Puse mis papeles sobre el escritorio y me dirigí al armario de nogal que estaba detrás. Sobre el mueble había versiones afelpadas de Daffy Duck, Porky Pig y Elmer Fudd. La madera pulida reflejaba sus expresiones estáticas.

– No me miréis, muchachos. Estoy de caza.

Abrí el cajón superior. Dentro había archivos en orden alfabético: Asbec Commercial Realty, Atlantic Partnmers, Inc., Aural Devices. La mayoría eran bancarrotas y solo había dos asuntos de herencias. Busqué en Biscardi y en Mark, pero no había nada. ¿Se había llevado Sam a casa el expediente de Mark? ¿Era allí donde Sam guardaba sus minutas?

Cerré el cajón y abrí el siguiente. Más de lo mismo. Bancarrotas, pocas sucesiones. Un asunto fiscal. Ninguna información sobre pagos ni tampoco nada de Biscardi.

Mierda. Me erguí tratando de pensar. Fuera de las ventanas, largas cintas de farolas con vapor de mercurio se extendían por la calle Market hasta la estación de trenes y el río Schuylkill. Pero en ese momento no se me ocurrió pensar en los remos. Tenía que registrar el escritorio de mi mejor amigo.

Me di media vuelta y examiné los papeles al lado de Dafry Duck sobre el cristal del escritorio. Había correspondencia y notas con mensajes, bolígrafos Daffy y lápices con forma de zanahoria, pero de facturas, nada. Diablos. Empecé a mirar en derredor.

Había otro armario contra la pared junto al sofá de cuero negro. También era de nogal, aunque una versión más pequeña. Delante, había una versión gigantesca de otro personaje de cómic. Crucé la habitación, puse a un lado el juguete y revisé el cajón de arriba. Archivos de correspondencia.

Lo cerré y abrí el segundo. Más archivos de correspondencia.

Lo intenté con el tercero. Archivos de vieja correspondencia. Esto no conducía a ninguna parte. Cerré el cajón, me senté con las piernas cruzadas sobre la costosa alfombra y pensé un poco. Las facturas personales y las minutas son los documentos más personales de cualquier abogado de Grun. Tal vez Sam no guardaba copias, sino que las hacía desaparecer. O acaso las tuviera en casa. Traté de recordar dónde tenía Sam los archivos en su apartamento, pero hacía casi un año que no iba por ahí porque nuestros últimos encuentros habían tenido lugar en restaurantes.

Detuve la mirada en el gigantesco juguete de felpa y lo volví a poner delante del armario. Sus inmensos ojos me escrutaban bajo el sombrero Stetson demasiado grande para él. Le arreglé el bigote carmesí que se había deslizado hacia un lado.
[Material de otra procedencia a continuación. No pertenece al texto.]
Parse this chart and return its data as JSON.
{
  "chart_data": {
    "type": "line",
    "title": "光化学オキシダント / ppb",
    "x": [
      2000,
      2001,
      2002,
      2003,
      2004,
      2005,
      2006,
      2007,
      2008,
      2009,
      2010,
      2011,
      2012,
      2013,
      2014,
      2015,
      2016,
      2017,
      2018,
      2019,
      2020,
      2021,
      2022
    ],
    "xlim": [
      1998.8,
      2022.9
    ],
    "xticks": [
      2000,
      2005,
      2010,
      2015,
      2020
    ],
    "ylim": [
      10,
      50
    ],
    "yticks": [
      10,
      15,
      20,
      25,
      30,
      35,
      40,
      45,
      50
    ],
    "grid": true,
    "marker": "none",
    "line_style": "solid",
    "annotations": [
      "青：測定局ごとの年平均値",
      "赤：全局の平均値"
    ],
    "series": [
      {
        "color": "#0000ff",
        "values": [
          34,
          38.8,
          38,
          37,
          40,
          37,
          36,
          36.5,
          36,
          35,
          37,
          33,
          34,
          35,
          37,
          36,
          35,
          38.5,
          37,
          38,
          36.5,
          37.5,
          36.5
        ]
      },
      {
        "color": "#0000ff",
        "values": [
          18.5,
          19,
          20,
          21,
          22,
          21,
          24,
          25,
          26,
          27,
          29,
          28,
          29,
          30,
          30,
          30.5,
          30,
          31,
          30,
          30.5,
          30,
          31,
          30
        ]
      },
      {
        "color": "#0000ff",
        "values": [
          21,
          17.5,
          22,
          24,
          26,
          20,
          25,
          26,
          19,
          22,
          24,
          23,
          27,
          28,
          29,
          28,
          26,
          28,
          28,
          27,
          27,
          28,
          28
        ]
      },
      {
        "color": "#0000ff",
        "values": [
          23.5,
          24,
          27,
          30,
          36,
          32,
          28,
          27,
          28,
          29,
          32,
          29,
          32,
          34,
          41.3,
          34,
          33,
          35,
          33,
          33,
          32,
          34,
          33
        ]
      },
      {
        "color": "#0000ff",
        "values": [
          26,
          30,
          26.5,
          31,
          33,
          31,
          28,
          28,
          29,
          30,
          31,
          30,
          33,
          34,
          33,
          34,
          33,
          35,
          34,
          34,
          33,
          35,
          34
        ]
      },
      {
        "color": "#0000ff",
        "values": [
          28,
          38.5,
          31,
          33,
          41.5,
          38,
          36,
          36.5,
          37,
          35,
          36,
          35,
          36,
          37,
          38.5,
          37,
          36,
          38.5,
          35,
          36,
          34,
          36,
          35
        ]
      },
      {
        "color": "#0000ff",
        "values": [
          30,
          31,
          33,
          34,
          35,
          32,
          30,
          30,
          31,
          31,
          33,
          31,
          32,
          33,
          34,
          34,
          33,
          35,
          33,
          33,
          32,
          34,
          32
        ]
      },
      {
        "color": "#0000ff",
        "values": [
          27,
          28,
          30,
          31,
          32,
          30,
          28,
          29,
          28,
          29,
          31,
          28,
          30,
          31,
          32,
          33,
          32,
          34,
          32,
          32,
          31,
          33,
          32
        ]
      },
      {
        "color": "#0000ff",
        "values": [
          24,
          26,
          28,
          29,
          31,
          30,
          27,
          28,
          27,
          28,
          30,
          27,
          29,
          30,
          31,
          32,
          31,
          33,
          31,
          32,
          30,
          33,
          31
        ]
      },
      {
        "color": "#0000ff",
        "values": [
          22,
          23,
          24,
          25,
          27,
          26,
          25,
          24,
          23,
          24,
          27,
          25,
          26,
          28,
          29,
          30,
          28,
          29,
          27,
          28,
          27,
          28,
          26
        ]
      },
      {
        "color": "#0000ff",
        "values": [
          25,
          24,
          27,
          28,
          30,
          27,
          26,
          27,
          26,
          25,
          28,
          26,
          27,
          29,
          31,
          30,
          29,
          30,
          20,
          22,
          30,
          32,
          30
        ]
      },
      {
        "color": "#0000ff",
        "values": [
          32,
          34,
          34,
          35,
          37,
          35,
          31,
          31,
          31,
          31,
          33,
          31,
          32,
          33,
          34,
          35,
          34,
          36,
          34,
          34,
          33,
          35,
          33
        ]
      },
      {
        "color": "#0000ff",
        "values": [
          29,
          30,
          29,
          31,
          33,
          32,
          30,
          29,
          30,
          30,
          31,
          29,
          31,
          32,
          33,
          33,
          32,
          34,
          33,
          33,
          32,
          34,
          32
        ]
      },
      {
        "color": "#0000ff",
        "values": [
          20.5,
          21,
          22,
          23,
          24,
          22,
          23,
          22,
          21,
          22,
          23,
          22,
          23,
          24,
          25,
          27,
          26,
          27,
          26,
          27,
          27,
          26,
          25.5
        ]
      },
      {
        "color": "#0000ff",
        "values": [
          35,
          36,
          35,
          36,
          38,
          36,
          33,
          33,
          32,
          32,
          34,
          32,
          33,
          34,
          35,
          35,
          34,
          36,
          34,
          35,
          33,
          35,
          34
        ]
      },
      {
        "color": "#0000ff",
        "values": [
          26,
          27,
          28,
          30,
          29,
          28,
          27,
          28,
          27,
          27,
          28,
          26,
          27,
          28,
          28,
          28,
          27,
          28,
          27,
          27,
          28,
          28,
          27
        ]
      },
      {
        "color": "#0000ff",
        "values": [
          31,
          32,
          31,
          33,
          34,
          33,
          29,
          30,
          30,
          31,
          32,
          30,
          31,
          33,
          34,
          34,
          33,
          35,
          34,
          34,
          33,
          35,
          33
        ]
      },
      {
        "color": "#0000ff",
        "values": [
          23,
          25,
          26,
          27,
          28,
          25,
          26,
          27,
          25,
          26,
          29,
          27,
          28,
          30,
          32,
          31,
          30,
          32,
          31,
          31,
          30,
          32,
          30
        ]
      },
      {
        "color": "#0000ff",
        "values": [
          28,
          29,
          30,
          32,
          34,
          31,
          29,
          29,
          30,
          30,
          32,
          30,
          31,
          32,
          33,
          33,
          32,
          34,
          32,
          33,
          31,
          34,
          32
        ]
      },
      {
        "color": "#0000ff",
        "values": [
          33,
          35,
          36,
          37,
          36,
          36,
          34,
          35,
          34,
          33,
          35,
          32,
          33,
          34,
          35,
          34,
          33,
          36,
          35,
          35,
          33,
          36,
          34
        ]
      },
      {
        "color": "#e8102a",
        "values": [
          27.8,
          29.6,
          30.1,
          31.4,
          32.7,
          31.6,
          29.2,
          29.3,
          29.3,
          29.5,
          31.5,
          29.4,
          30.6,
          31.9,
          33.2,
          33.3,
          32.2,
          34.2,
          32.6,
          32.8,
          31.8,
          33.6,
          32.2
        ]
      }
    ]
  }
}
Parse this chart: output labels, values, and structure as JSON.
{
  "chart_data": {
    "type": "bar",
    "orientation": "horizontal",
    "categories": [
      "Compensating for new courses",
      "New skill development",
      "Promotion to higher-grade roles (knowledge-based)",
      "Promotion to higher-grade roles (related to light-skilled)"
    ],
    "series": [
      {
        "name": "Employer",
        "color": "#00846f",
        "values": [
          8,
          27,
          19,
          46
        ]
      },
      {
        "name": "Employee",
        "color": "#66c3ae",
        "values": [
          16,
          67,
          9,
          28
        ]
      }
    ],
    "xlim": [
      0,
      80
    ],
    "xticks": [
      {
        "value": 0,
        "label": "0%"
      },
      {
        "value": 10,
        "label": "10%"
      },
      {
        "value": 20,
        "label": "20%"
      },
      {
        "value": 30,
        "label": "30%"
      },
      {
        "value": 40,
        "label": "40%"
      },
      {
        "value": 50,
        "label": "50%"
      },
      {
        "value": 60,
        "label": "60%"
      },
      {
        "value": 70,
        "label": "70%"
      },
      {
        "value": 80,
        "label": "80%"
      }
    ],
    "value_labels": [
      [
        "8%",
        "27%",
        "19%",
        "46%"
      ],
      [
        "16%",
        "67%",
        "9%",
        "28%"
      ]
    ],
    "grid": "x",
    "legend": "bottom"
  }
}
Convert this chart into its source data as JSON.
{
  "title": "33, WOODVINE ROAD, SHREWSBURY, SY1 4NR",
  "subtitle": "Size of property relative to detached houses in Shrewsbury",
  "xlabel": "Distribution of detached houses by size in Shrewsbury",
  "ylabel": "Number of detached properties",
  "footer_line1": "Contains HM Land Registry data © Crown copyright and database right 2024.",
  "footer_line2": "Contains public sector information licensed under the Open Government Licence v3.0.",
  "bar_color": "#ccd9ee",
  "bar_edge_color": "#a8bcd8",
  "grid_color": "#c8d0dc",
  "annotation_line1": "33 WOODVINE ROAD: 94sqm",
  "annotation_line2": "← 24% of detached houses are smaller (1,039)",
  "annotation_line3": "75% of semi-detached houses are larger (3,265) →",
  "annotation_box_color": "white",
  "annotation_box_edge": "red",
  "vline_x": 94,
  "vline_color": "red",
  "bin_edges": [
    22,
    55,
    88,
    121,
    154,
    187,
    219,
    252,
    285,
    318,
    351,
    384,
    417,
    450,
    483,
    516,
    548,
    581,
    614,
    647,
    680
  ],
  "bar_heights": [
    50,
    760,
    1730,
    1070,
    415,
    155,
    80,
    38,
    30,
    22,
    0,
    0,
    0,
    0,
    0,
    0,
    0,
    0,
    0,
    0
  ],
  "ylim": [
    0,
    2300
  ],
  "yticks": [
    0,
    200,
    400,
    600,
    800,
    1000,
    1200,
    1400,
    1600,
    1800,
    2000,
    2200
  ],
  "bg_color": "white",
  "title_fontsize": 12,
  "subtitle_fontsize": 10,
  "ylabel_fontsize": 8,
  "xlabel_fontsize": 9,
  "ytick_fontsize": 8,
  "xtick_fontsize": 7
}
De sus ropajes colgaban varios revólveres. A mí nunca me había gustado Yosemite Sam.

¿Qué estaba diciendo?

¡Por supuesto! ¡Yosemite Sam! Me había olvidado de él. Corrí al ordenador sobre el escritorio de Sam, lo encendí, pedí el menú y tecleé.

He aquí la información de cuentas que ha solicitado, me replicó el ordenador.

– -¡Eureka! --murmuré contemplando la primera página, luego la siguiente y la siguiente. Listados y más listados de cuentas enviadas y pagos recibidos, mucho dinero que fluía hasta Grun por intermedio de Sam. Le sacaba hasta el último dólar a esos casos de bancarrotas a un ritmo de cincuenta mil por mes. Yosemite Sam se estaba portando muy bien. De hecho, era uno de los socios más productivos de la firma. Y entonces, ¿por qué recibía dinero de Mark y en efectivo?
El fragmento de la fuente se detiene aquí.